Нет, этого я не хотела, но, если бы я осталась, так бы все и продолжалось: ведь сохранение того, что было в детстве, гарантирует и сохранение отношений, свойственных детству. Ребенок — всегда ребенок, любил говорить отец, и это действительно так и есть, когда ничего не меняется; состояние это остается даже после смерти родителей: ведь если детское бытие поддерживалось так долго, то, например, после пятидесяти лет, когда родители уже точно умерли, человек, если он до тех пор был ребенком, взрослым так уже и не станет.
Надо уходить из дома.
Можно, конечно, жить и одной… Но я не решилась.

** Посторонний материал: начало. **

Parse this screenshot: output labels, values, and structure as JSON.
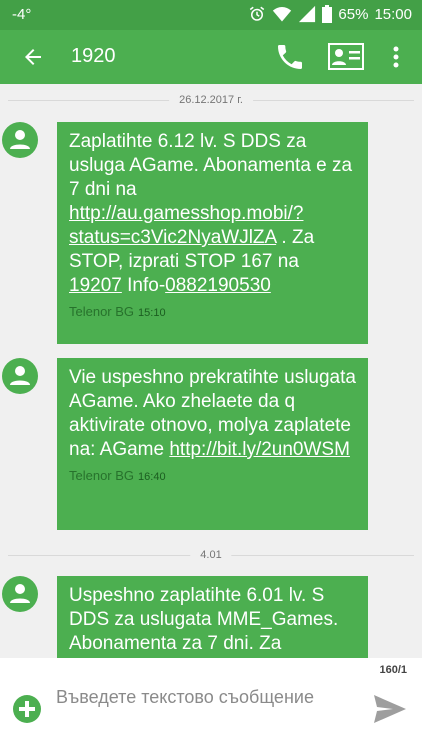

Пришлось бы выслушивать все время: зачем выбрасываешь столько на содержание целой квартиры, лучше же откладывать, а потом, когда в самом деле понадобится, когда созреешь, чтобы свое гнездо завести, ох как эти деньги пригодятся. Начальный капитал, говорил отец, к тому же — своими руками заработанный. Я не посмела сказать, что я все равно уйду, потому что не хочу больше участвовать в этом скучном, нескончаемом сериале. Не хотелось обижать их, и я предпочла сказать, что тогда — замужество. Только замужеством можно было убедительно объяснить, почему я ухожу, думала я, тут не возразишь, дескать, как-нибудь вчетвером уместимся, потому что четвертому в этой квартире в самом деле места ну никак не было. И еще: если ты живешь с кем-то, независимо от них, в другой квартире, то можно ведь делать вид, будто никакой независимой жизни нет. Ну да, раз они ее не видят, то ее как бы и в самом деле нет; а когда я прихожу к ним, то прежняя жизнь, пускай на время, все равно восстанавливается. Я тоже приняла это, потому что и мне удобно, если не нужно все время думать о том, что папе или маме не нравится. Так что не только они хотели сохранить устоявшийся, привычный порядок, мне тоже легче было думать о них не как о людях, но лишь как о маме и папе, у которых нет в жизни другого дела, кроме как играть свою всегдашнюю роль.